This story was originally published by Grist. Cities in New Jersey and Puerto Rico assert that oil companies are behind a scheme to deceive the public. Here, you can subscribe to Grist’s weekly newsletter.
Three years ago, the flood-prone city of Hoboken, New Jersey, filed a lawsuit against Exxon, Chevron, and other oil companies in the hope of having them tried for deceiving the public. Like different claims put into high gear by “Exxon Knew” examinations, Hoboken put forth the defense that they penetrated state purchaser assurance regulations by concealing the dangers of consuming petroleum products.
However, the lawsuit recently took an unusual turn. As first reported by the accountability website ExxonKnews, Hoboken’s lawyers amended the complaint toward the end of April, claiming that Big Oil had broken the state’s Racketeer Influenced and Corrupt Organizations Act, or RICO. New Jersey’s rule is designed according to a government RICO regulation passed in 1970 intended to bring down coordinated wrongdoing. These lawsuits against racketeering are no longer limited to the Mafia; They have also prevailed against pharmaceutical executives associated with the opioid epidemic and tobacco companies like Philip Morris.
Korey Silverman-Roati, a fellow at Columbia Law School, stated that it might signal the beginning of a new series of climate lawsuits. RICO laws exist in 33 states and two U.S. territories, and judgments in these cases can award triple the damages to plaintiffs. According to Silverman-Roati, the use of RICO is yet another indication that states and cities are attempting to learn from “the successes and failures of the tobacco litigation movement and the opioid litigation movement.”
Climate court cases are already proving to be very popular this year. In numerous cases brought by cities and states, the Supreme Court rejected petitions from Chevron, Shell, BP, and other businesses last month, allowing lawsuits that had been in limbo for years to proceed in state courts. The court also granted Hoboken’s case permission to proceed this week, possibly toward a jury trial. The city wants oil companies to pay hundreds of millions of dollars to upgrade the infrastructure in the area to withstand stronger storms, rising sea levels, and other climate change effects.
The second lawsuit filed by Hoboken alleges that Big Oil participated in a “fraudulent scheme” to conceal the ways in which their products contribute to climate change. In November, urban communities across Puerto Rico charged Chevron, ExxonMobil, Shell, and other petroleum derivative organizations of abusing the government RICO regulation. The towns want businesses to pay billions of dollars for the extensive damage they sustained in 2017 from hurricanes Maria and Irma.
The two claims contend that proof of a connivance follows back to 1989, similarly as states all over the planet began looking at getting control over an Earth-wide temperature boost. In that year, ExxonMobil, Shell, and the American Petroleum Institute—the largest trade group in the industry—aided in the formation of the Global Climate Coalition, a group to oppose climate change. These businesses launched a robust public relations campaign that cast doubt on the science, despite the fact that they had privately acknowledged for decades the dangers posed by climate change. The industry was given a voice in global climate negotiations and reviewed international climate science reports as part of the corporate coalition’s lobbying efforts.
The American Petroleum Institute’s 1998 formation of a front group known as the “Global Climate Science Communications Team” is also mentioned in the most recent lawsuits. This is similar to the tobacco industry’s efforts to discredit the science that linked cigarette smoke to cancer. There was not a single scientist on the “science” team for the oil industry.) It had the expressed objective of getting a larger part of Americans to perceive “that critical vulnerabilities exist in environment science,” pronouncing that “triumph will be accomplished” when vulnerability turned out to be important for the “the standard way of thinking.”
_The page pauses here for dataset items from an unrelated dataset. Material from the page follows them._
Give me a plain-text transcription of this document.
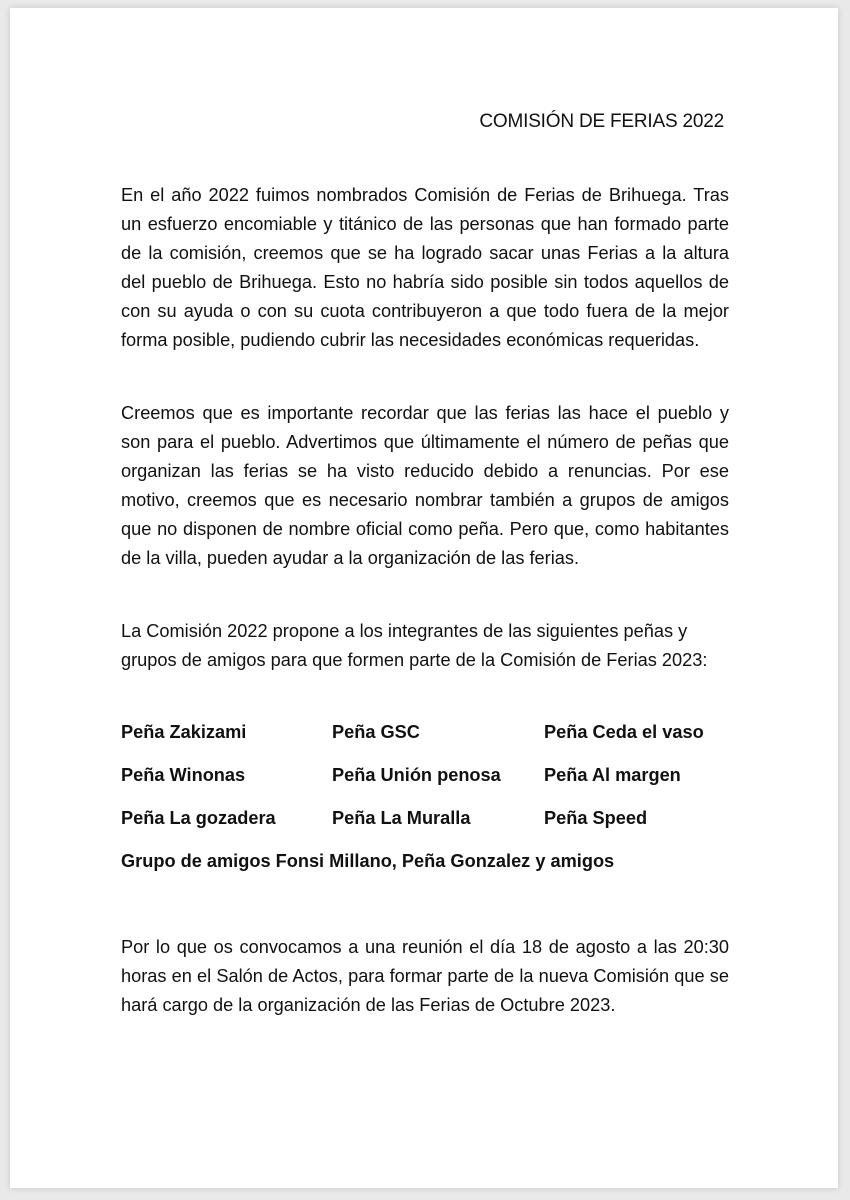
COMISIÓN DE FERIAS 2022

En el año 2022 fuimos nombrados Comisión de Ferias de Brihuega. Tras un esfuerzo encomiable y titánico de las personas que han formado parte de la comisión, creemos que se ha logrado sacar unas Ferias a la altura del pueblo de Brihuega. Esto no habría sido posible sin todos aquellos de con su ayuda o con su cuota contribuyeron a que todo fuera de la mejor forma posible, pudiendo cubrir las necesidades económicas requeridas.

Creemos que es importante recordar que las ferias las hace el pueblo y son para el pueblo. Advertimos que últimamente el número de peñas que organizan las ferias se ha visto reducido debido a renuncias. Por ese motivo, creemos que es necesario nombrar también a grupos de amigos que no disponen de nombre oficial como peña. Pero que, como habitantes de la villa, pueden ayudar a la organización de las ferias.

La Comisión 2022 propone a los integrantes de las siguientes peñas y grupos de amigos para que formen parte de la Comisión de Ferias 2023:

Peña Zakizami	Peña GSC	Peña Ceda el vaso
Peña Winonas	Peña Unión penosa	Peña Al margen
Peña La gozadera	Peña La Muralla	Peña Speed
Grupo de amigos Fonsi Millano, Peña Gonzalez y amigos

Por lo que os convocamos a una reunión el día 18 de agosto a las 20:30 horas en el Salón de Actos, para formar parte de la nueva Comisión que se hará cargo de la organización de las Ferias de Octubre 2023.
“They’ve made it simple to demonstrate,” Melissa Sims, a lawyer at Milberg, the Tennessee-based law office addressing the Puerto Rican urban communities, told Grist recently, “in light of the fact that dissimilar to the wide range of various racketeering cases that have been on record, not even one of them incorporated a composed fight plan with a point by point division of work on how they planned to achieve their trickery.”
Oil companies respond by stating that courts are not the appropriate setting for addressing the major issue of climate change. A Chevron lawyer told Reuters that the suit Puerto Rico filed was “a baseless distraction from the serious challenge of global climate change, not an attempt to find an effective solution” after it was filed. These kinds of cases, according to an Exxon spokesperson, “waste millions of dollars of taxpayer money.”
In contrast, Hoboken asserts that the deception campaign that began forty years ago never ended. According to the complaint filed by the city, advertisements promoting clean energy projects undertaken by oil companies today “dupe consumers into believing that they are committed to addressing climate change.”
According to Silverman-Roati, the two RICO lawsuits draw attention to “this decades-long pattern of fossil fuel companies knowing that their products are harmful, deceptively marketing them to the public as safe, and then public communities being on the hook for huge sums to pay for those harms.” It’s actually an approach to underlining that design part of the way of behaving, the conspiratorial part of the way of behaving, and binds that to criminal infringement like misrepresentation.”